Sinclair Broadcast Group and Noel Hayden have confirmed that they will hold, meaning that at least 47% of Bally’s shares will be rolled over into the combined company
Soo Kim, Managing Partner of Standard General, said: “The transaction provides Bally’s stockholders with a significant cash premium along with certainty of value for their investment or, if they elect to retain their shares, the opportunity to participate in the longer-term growth prospects of our expanded portfolio and significant development pipeline.”
Sega Sammy
Sega Sammy’s recent acquisitions have definitely been interesting.
GAN was acquired in November 2023 for $107.6m, which raised a few eyebrows, but it was the recent purchase of Stakelogic for €130m ($140.8m) that really turned heads.
As for what Sega Sammy intends to do with it, this is explained best by the infographic released alongside its announcement.
The predicted workflow between Stakelogic, GAN and Sega Sammy to deliver content to North American operators
While some Japanese gaming companies, mainly Nintendo, like to maintain a strict family-friendly image, it seems Sega is starting to deviate from that quite significantly.
While it’s unlikely that we’ll see any Stakelogic live casinos dressed as Sonic as they spin the roulette wheel, it’s certain that Sega will leverage its branding on future gaming releases.

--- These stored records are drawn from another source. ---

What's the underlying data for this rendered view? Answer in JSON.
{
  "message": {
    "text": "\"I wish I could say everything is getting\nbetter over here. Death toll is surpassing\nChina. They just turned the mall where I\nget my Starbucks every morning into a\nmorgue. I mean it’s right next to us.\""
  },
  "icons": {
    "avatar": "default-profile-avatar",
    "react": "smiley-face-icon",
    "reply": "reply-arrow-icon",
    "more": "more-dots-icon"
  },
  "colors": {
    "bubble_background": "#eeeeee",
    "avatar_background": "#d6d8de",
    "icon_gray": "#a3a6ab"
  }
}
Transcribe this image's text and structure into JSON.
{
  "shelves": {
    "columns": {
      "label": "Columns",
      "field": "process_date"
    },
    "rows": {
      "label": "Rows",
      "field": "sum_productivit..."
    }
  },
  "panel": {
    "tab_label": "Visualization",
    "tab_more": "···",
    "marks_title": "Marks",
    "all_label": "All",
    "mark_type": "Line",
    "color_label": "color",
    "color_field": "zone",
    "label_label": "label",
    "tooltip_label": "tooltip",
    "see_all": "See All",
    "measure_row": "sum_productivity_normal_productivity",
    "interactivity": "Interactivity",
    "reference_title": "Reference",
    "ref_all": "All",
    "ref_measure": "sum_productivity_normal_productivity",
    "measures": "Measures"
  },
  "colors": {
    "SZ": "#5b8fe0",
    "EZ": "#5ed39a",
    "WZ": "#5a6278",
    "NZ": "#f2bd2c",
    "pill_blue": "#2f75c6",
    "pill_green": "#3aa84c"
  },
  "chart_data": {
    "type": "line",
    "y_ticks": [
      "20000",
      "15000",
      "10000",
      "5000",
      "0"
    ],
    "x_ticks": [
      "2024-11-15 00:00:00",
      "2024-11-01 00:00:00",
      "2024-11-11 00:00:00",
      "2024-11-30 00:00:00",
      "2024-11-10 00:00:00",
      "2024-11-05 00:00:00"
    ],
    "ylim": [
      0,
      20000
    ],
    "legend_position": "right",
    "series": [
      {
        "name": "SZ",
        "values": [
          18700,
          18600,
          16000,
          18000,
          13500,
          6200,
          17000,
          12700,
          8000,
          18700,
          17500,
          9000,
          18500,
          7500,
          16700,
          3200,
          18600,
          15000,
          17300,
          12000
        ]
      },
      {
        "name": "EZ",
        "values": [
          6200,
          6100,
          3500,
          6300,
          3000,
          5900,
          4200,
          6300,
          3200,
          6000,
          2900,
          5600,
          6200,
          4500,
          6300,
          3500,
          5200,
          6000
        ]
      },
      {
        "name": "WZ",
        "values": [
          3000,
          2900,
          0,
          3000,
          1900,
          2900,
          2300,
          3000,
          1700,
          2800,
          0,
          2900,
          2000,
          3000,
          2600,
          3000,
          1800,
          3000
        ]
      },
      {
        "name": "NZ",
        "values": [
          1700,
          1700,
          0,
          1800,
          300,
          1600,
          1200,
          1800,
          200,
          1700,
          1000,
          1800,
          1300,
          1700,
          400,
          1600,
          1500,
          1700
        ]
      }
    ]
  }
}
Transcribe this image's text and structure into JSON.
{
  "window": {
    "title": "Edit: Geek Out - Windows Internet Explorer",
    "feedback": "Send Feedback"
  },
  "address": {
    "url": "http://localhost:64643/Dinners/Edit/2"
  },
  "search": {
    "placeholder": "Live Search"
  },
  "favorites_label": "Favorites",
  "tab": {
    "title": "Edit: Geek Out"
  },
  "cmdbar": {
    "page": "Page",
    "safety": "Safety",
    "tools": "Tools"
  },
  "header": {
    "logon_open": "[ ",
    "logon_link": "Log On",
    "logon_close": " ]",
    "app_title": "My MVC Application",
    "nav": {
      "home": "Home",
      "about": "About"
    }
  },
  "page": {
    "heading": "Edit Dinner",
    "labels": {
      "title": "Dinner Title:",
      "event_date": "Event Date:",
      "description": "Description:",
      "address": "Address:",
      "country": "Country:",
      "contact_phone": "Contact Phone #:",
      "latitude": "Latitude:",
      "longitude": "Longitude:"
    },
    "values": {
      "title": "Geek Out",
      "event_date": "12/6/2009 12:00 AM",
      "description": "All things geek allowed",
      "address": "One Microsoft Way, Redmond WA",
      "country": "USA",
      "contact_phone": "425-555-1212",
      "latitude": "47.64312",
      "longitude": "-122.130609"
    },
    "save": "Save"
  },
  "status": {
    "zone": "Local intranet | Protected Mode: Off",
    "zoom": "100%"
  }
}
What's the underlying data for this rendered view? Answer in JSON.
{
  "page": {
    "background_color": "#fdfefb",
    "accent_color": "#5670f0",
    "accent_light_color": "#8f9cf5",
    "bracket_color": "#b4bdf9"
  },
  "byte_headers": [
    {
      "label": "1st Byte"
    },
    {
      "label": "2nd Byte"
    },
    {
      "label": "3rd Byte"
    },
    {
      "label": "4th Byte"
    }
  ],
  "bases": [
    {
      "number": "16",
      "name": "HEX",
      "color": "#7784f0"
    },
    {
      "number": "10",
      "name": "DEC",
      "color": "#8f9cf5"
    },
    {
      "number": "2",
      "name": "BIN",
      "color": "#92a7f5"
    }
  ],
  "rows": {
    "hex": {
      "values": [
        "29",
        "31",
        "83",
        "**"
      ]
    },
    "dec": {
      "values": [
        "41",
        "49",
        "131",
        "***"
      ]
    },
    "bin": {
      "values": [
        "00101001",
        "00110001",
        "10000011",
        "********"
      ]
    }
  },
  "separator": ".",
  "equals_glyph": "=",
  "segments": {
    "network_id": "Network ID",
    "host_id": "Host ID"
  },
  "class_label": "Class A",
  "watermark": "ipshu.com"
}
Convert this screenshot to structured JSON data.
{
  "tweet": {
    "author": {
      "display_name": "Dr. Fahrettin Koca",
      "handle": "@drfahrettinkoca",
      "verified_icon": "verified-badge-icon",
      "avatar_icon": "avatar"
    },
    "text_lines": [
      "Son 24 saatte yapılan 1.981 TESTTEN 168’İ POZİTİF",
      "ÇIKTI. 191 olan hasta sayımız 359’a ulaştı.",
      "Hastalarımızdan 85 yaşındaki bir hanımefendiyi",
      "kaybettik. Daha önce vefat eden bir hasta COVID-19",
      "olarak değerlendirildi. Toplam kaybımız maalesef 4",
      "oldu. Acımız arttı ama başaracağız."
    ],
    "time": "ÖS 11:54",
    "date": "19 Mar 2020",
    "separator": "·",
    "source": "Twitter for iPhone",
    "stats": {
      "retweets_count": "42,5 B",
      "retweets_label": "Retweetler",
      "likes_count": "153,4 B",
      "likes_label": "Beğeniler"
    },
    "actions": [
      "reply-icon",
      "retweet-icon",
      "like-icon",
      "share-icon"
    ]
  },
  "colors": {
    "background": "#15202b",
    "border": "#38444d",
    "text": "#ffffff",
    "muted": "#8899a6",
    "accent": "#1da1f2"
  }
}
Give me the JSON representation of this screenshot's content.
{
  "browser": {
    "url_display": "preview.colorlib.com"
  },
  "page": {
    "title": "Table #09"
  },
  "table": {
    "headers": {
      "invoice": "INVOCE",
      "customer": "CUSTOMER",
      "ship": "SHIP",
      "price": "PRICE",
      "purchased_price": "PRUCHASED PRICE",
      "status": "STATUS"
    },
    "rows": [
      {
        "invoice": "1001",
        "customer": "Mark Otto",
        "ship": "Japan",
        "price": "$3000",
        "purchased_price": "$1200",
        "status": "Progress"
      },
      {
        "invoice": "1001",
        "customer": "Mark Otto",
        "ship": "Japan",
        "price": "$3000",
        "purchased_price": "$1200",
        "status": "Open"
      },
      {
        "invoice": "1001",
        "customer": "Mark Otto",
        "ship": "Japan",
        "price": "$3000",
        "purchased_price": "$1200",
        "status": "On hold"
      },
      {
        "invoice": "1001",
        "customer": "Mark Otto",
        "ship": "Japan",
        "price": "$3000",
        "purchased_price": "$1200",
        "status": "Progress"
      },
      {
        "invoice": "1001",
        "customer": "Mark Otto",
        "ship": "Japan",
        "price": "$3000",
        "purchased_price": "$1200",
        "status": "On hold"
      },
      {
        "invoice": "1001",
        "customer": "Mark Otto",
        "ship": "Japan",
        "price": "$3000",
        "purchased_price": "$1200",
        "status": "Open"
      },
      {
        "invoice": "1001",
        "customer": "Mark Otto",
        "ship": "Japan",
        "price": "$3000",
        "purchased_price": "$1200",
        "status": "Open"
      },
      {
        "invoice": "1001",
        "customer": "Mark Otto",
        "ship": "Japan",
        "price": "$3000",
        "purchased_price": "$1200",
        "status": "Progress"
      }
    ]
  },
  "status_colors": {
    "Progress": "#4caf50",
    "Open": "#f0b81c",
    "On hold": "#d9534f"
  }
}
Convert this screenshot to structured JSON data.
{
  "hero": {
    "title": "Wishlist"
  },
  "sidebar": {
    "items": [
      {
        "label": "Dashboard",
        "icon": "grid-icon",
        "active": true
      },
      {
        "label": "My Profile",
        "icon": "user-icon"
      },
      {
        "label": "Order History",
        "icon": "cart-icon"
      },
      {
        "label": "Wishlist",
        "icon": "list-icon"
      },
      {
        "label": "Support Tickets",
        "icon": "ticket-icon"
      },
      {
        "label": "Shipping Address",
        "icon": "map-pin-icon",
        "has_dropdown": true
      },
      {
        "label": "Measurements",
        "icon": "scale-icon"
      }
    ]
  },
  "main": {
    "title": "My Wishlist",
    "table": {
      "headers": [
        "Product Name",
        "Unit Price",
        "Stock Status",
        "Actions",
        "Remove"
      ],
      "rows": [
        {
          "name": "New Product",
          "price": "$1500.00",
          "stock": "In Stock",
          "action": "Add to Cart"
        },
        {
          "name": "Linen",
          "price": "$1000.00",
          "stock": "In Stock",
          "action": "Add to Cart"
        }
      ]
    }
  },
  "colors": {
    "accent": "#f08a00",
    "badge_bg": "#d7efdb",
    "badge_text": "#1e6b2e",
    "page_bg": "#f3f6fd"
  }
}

Despite the restrictions in Japan against gambling, Sega Sammy has been a major presence in the legal pachinko scene. Its latest products anime-branded pachislots and pachinko machines, have seen over 100,000 installed units since they were launched last year.
The company also saw record high income from its Paradise Sega Sammy casino resort in South Korea, noting a 162% increase in gross profit to KRW 95.5bn ($69m), while net profit grew 183% to KRW 28bn and EBITDA almost doubled from KRW 65.3bn to KRW 103.7bn.
In its FY2023 report, it indicates that its new medium-term plan revolves around ‘making “Gaming Business” as a new segment’, defined by ‘online gaming, development, manufacturing, and sale of slot machines by Sega Sammy Creation [and the] operation business of integrated resort facility by Paradise SegaSammy. The plan is to enter ‘the online gaming market in North America, which is expected to grow further in the future, and aiming to establish it as the third pillar of our business.’
“We believe that the combination of these outstanding technologies and gaming content with the customer network of [Sega Sammy], which has been providing quality gaming content and equipment to North American land casino operators, is expected to create synergies and contribute significantly to the expansion of our gaming business” – Sega Sammy on acquiring GAN and Stakelogic
The company plans to ‘revitalise the pachislot and pachinko industry’, which includes several major anime titles getting their own machines; mainly Tokyo Revengers, Lycolis Recoil and Bofuri.
While it’s unlikely that we’ll see any Stakelogic live casinos dressed as Sonic as they spin the roulette wheel, it’s certain that Sega will leverage its branding on future gaming releases.
Despite being one of the most unlikely contenders for the North American market, it seems like Sega Sammy has the strategy, the drive and the means to pull it off.